Doch Stefan war sofort nach Feierabend zur Tür hinausgestürmt mit der Entschuldigung noch etwas Wichtiges vorzuhaben. Tina und Mareike räumten noch die restlichen Sachen auf. Tina hatte es heute nicht eilig, noch den Bus zu erwischen. Sie war mit Henry verabredet und wollte nicht, dass jemand mitbekam, wie sie in sein Zimmer schlüpfte. Tina war nur noch nicht klar, wie sie es fertig bringen sollte, Mareike los zu werden. Die beiden fuhren oft gemeinsam mit dem Bus nach Hause und an manchen Tagen, wenn Mareike ein Auto hatte, brachte sie Tina mit dem Auto nach Hause.
„Soll ich dich nach Hause bringen?“, fragte Mareike sie dann auch schließlich.

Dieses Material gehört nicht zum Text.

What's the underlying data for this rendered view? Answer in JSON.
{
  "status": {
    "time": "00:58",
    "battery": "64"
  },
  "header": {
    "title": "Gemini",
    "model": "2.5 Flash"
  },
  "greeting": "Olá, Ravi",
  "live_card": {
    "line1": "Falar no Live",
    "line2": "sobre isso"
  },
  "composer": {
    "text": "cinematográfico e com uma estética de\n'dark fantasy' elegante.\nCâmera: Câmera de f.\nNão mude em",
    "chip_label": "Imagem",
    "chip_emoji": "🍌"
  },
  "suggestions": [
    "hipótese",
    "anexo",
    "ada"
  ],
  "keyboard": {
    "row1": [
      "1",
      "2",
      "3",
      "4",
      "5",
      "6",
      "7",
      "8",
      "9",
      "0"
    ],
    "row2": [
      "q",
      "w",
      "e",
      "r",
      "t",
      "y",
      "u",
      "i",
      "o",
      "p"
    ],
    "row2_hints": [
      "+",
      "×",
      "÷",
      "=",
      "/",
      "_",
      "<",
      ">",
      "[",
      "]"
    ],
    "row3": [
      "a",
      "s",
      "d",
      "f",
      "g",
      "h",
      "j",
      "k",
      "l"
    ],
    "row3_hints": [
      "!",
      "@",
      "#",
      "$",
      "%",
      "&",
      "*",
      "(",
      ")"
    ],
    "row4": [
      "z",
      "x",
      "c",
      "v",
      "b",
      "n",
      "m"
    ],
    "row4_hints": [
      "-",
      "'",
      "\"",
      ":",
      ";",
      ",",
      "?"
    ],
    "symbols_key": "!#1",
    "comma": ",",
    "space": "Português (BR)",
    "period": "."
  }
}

„Äh…nein, ich… äh“, stotterte Tina
„Äh?“
„Hab noch war vor.“
„Ach und was?“ Mareike war sichtlich erstaunt. Tina ärgerte sich, dass sie sich nicht schon vorher eine Ausrede überlegt hatte. Also sagte sie das Beste, was ihr auf die Schnelle einfiel.
„Ich treffe mich noch mit Merle.“
„Mit der Freundin deines Bruders? Im Ernst?“
Tina hätte klar sein sollen, dass das eine ganz dumme Ausrede war. Sie hatte sich noch nie mit der Freundin ihres Bruders allein getroffen und Mareike wusste genau, dass sich ihr Bruder zur Zeit im Ausland aufhielt.
„Ja, warum nicht?“, sagte sie trotzig.
„Du magst Merle nicht“, stellte Mareike trocken fest.
„Da stimmt überhaupt nicht. Ich mag sie schon. Wir haben nur nicht viel gemeinsam. Aber sie erwartet schließlich ein Kind von Christian, also wird sie vermutlich so etwas wie meine Schwägerin werden. Also dachte ich, es wäre nicht schlecht, sie besser kennen zu lernen, jetzt wo Christian nicht da ist.“
„Na, wenn du meinst, dann bis morgen“, verabschiedete Mareike sich von Tina und gab ihr einen Kuss auf die Wange. Nachdem Mareike den Raum verlassen hatte, schloss Tina für einen Augenblick die Augen. Mareike glaubte ihr kein Wort. Tina war eine denkbar schlechte Lügnerin, auch wenn an ihren Worten etwas Wahres dran gewesen war. Sie hatte sich tatsächlich vorgenommen die Freundin ihres Bruders besser kennen zu lernen, doch ganz gewiss nicht heute Abend.
Zehn Minuten später klopfte Tina an Henrys Zimmertür. Die Zimmertür öffnete sich einen Spalt und im selben Moment wurde sie ins Zimmer gezogen. Henrys schloss die Tür, drückte Tina mit seinem Körper dagegen und umschloss ihre Lippen mit den seinen.